Un disco in inglese e un album di liscio: sono questi i futuri progetti di Jovanotti, come lui stesso rivela a notte fonda in un ristorante di Ancona, subito dopo la prima data del Backup Tour, il suo primo negli stadi. ‘Con la mia etichetta americana – rivela – ci piacerebbe realizzare un disco in inglese. Vorrei scrivere qualcosa, non tradurre le mie canzoni. Sono andato negli Stati Uniti anche per migliorare l’inglese, ora mi sento pronto a mettermi alla prova in questo senso’. Per Lorenzo non si trattera’ di un progetto ‘pop, ma sara’ qualcosa in una forma diametralmente opposta. Io qui in Italia ho una ‘forchetta’ molto ampia, negli Usa dobbiamo stringere tanto, fare un disco con un suono solo, ma lo devo ancora trovare’.
Appena sceso dal palco dello stadio del Conero, dove ha fatto ballare oltre 20 mila persone, racconta: ‘In fin dei conti ho sempre fatto musiche per le feste. Sono partito da una discoteca, il Veleno di Roma, che quando era piena c’erano 140 persone. Il mio punto di partenza e’ quello. Non avrei mai immaginato di scrivere un brano come ‘A Te”, confessa.

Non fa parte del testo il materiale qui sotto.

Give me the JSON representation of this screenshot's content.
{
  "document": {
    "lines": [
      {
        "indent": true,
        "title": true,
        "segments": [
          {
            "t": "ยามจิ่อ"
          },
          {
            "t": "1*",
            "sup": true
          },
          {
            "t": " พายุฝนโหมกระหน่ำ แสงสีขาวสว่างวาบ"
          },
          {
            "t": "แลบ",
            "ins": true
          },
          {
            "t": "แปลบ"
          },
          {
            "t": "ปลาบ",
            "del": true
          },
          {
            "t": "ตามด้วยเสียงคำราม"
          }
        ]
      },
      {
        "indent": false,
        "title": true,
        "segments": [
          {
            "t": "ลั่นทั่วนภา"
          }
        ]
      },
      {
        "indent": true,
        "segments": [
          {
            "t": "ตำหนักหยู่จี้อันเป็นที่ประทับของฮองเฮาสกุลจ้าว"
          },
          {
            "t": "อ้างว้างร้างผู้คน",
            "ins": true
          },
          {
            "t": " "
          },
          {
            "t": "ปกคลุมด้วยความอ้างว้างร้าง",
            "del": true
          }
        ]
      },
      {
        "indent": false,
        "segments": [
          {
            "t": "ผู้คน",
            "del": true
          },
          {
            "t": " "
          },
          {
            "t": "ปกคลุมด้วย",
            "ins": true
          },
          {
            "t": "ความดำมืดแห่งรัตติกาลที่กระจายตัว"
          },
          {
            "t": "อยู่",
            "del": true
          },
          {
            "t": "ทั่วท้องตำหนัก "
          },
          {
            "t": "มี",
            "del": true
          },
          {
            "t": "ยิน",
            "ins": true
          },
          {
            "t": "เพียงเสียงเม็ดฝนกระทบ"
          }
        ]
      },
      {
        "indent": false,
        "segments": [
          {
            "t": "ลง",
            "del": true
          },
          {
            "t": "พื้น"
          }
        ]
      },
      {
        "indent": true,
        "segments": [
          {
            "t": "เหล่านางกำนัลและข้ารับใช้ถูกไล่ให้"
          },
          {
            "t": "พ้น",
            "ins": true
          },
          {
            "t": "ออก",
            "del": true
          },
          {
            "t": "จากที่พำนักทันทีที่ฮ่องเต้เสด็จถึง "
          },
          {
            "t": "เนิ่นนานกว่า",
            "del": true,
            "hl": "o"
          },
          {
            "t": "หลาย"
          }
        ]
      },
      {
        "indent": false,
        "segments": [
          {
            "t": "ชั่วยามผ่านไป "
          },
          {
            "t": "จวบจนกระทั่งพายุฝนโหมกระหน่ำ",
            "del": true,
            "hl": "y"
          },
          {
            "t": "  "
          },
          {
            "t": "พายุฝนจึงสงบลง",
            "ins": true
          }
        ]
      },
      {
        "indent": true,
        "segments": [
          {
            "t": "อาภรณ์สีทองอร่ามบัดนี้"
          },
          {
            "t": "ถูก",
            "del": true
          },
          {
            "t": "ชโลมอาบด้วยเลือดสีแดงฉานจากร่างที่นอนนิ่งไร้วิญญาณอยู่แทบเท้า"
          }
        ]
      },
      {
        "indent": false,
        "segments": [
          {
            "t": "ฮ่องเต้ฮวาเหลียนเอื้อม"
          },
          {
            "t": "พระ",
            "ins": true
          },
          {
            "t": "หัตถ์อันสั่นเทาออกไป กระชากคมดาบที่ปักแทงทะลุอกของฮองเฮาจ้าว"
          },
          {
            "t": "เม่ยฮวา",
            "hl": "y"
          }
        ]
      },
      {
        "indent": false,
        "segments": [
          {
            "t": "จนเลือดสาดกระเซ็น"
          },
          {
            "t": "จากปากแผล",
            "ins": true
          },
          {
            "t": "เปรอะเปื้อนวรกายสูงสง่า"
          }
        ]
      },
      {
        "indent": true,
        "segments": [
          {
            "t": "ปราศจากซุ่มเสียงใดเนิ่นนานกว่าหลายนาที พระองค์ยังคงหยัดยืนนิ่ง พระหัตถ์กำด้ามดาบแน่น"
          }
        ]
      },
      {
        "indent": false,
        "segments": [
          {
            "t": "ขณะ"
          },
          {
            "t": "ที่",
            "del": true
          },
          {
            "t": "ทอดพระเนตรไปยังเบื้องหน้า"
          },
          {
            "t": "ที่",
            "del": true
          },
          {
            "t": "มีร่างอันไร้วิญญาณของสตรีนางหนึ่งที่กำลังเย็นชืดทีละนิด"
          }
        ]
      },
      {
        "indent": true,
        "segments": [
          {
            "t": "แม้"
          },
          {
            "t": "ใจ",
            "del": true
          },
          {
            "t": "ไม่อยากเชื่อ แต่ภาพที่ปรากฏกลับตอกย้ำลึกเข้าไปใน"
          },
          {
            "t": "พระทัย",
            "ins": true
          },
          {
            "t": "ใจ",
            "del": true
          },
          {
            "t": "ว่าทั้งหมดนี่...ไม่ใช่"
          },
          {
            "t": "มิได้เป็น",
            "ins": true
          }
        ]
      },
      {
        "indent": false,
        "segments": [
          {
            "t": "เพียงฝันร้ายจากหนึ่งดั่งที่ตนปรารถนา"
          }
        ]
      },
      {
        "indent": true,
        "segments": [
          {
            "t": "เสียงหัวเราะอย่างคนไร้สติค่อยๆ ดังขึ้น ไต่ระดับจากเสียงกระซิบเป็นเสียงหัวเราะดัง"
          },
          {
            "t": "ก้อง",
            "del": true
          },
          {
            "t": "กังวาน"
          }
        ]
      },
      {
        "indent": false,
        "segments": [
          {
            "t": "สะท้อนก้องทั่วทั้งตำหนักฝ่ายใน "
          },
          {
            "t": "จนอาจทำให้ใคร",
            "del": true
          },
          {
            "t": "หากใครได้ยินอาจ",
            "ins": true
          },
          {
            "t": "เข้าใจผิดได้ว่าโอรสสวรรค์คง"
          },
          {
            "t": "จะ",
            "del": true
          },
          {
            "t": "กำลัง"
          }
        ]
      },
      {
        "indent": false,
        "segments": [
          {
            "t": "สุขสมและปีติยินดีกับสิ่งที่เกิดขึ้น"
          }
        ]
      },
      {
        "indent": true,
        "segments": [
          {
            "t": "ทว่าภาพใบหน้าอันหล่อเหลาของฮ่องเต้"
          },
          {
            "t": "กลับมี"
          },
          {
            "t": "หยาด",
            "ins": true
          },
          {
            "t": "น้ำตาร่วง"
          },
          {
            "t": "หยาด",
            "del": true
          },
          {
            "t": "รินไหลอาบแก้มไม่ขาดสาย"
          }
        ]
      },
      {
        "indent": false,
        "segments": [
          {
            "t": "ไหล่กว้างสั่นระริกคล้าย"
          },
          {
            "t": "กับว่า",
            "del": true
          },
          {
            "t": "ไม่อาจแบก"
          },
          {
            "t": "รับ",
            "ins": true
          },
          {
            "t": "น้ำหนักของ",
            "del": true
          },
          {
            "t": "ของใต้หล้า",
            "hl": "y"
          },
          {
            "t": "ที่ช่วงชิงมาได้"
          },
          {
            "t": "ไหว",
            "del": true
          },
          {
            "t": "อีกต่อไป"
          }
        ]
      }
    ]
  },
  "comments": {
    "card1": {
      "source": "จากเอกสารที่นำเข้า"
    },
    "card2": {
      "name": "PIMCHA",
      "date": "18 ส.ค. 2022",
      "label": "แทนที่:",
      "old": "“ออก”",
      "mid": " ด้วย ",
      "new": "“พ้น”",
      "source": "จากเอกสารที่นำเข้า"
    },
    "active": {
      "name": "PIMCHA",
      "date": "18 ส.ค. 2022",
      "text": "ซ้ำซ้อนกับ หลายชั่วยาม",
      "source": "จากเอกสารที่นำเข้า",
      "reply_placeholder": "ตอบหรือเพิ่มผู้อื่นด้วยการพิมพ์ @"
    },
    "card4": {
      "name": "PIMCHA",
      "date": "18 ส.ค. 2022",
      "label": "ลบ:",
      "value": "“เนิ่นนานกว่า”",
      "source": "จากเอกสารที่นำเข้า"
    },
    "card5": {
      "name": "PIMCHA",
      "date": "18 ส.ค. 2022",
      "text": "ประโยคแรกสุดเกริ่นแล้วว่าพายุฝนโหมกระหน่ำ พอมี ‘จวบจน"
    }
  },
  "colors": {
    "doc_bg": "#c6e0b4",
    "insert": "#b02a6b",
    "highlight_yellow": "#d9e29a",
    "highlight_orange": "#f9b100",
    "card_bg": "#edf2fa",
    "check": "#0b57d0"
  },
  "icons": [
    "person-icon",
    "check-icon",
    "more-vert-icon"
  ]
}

In scaletta ha inserito anche la hit Gimme Five, che prima di ieri sera non aveva mai cantato dal vivo. ‘L’ho scritta a 19 anni quando non avevo altra intenzione che far divertire. Con quel brano sono avanti 7/8 anni rispetto ai Daft Punk’, dice sorridendo riferendosi al duo elettro-dance francese ai vertici delle classifiche mondiali. ‘Ai ragazzi dico sempre iniziate con la dance, perche’ vi mette in contatto con la gente. Oggi la dance e’ un grande fenomeno, destinato secondo me ad espandersi’. E il pop? ‘E’ una figata – risponde – E’ la cultura del Novecento, una grande invenzione che rimarrà, lascera’ qualcosa’. Rivela poi che in scaletta, dopo l’omaggio a Modugno (ha cantato qualche nota di L’uomo in frac dopo brevi omaggi anche a Dalla Ligabue, Fossati, e Venditti) ‘volevo mettere La notte vola della Cuccarini, per fare un finale piu’ pop. Lo faro’ la prossima volta’. Il concerto si e’ aperto sulle note di Django, ‘in realta’ – spiega – e’ Lo chiamavano Trinita’ di Micalizzi. A distanza di tanti anni, Trinita’ regge, Professione reporter o Zabrinski Point no. Cose che erano ridicolizzate, ora risultano fighissime’. E poi rivela: ‘Adoro il liscio, la polka, la mazurka. Il mio sogno e’ fare un giorno un disco di liscio’.
Qualcuno vorrebbe portare il discorso sulla politica e chiede se il governo a suo avviso reggera’. ‘Non ne ho proprio idea’, risponde. Ma parla volentieri del futuro dei giovani: ‘Giorni fa sono stato invitato all’universita’ di Palermo per una lezione di comunicazione musicale. Sono venuti in seimila. Pazzesco, erano di tutte le facolta’. Ma questi ragazzi non li racconta nessuno. La vera difficolta’ e’ trovare qualcuno che dia una speranza, che dica qualcosa che rompa il meccanismo della lamentela. Io di fronte a loro, sono imbarazzato, vorrei dire loro siete giovani, potete fare quello che volete. Certo, dovete pero’ essere disposti ad affrontare sfide nuove e difficili. Ma – sottolinea – nessuno piu’ potra’ garantirci un lavoro. Il futuro non puo’ essere fatto di garanzie’. Si chiede: ‘Con chi ce la possiamo fare per uscire da questa crisi cosi’ profonda? Con i ragazzi – risponde -. Ma ho la sensazione che ci sia la tendenza a sminuire i loro potenziali’.
‘Io – aggiunge – sono uno che vota a sinistra, e questi sono i temi della sinistra, come l’inclusione sociale. L’idea della decrescita felice e’ una follia. Un Paese deve stare nella globalizzazione. La decrescita felice e’ un evento personale, privato, non puo’ essere una politica’. Vive da mesi a New York dove, racconta, ‘il quarto luogo piu’ visitato e’ Eataly. Noi abbiamo una risorsa gigantesca. In tv negli Usa – conclude – spadellano dalla mattina alla sera. Una cosa incredibile’.